A alternativa neofascista estava posta, e ela incluía não só as contrarreformas neoliberais, como também, e mesmo principalmente, a negação da ciência, a rejeição às vacinas, a desconfiança do formato esférico da Terra, o fim da cultura, o desprezo pelo pensamento, o avanço da repressão à esquerda, o aumento do preconceito, a perseguição aos oprimidos e, sobretudo, como bem vem enfatizando o amigo Marcelo Badaró, uma incontrolável pulsão de morte que parece não ser saciada, e sim estimulada conforme corpos de trabalhadores, pobres e negros vão sendo jogados pelo caminho nessa estrada do caos que o Brasil percorre. Diante dessa alternativa neofascista com seu sadismo indisfarçado e a outra, a da volta dos inteligentes, preparados e cordados social-democratas que haviam sido por ela depostos em 2016, a burguesia brasileira escolheu a primeira opção, e entregou o país a um degenerado capitão.

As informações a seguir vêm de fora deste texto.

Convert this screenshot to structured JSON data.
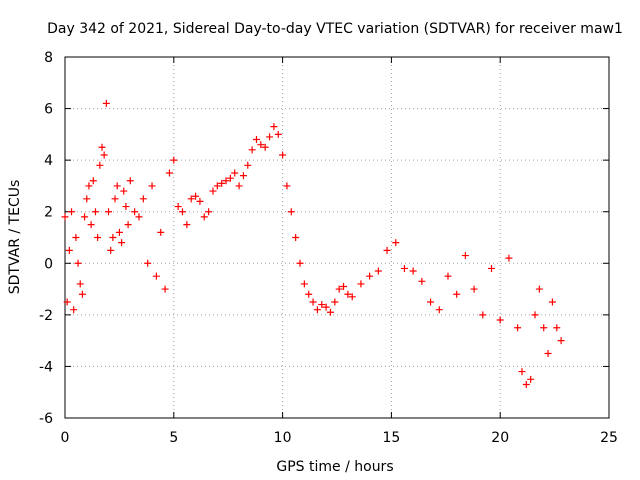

É por isso, e só por isso, que estamos na atual situação, na qual, no Rio, cadáveres começam a cheirar mal na lateral de um hospital, e, em Belém, familiares são levados à fúria para evitar que seus doentes partam para o além. O que hoje pode parecer – e em parte é – irracional aos olhos dos senhores da Casa Grande e de seus prepostos na televisão não é senão a mórbida tragédia a qual nos conduziu a sua oportunista e mesquinha razão. Ainda hoje, no entanto, seguem colocando o lucro acima da vida, seguem colocando os negócios acima dos josés e marias, e seguem condenando à morte aqueles que, digamos, nasceram sem herança e sem sorte. Os que hoje arrombaram no hospital um portão foram os mesmos que, não faz muito tempo, gritaram e imploraram nas ruas por transporte, saúde e educação. Mas vocês, caros senhores da Casa Grande, escolherem não ouvir como opção. Vocês, o grande fazendeiro, o corajoso industrial, o bispo de olhos vermelhos, o ousado empreendedor comercial e o banqueiro com um trilhão, vocês não ouviram. Vocês estavam todos surdos, e ainda estão. Mas quando do nosso ódio, angústia e dor se fizer revolta, mas dessa vez com organização e direção, arrombaremos outro portão, o do seu Estado, e “cairá o inimigo então”. Todos os que nessa pandemia de nós se despedem estarão nesse dia ao nosso lado, e conosco empurrarão esse portão, e vocês senhores, que hoje sobre corpos só fazem lucrar, pagarão e é dobrado cada lágrima nesse nosso penar.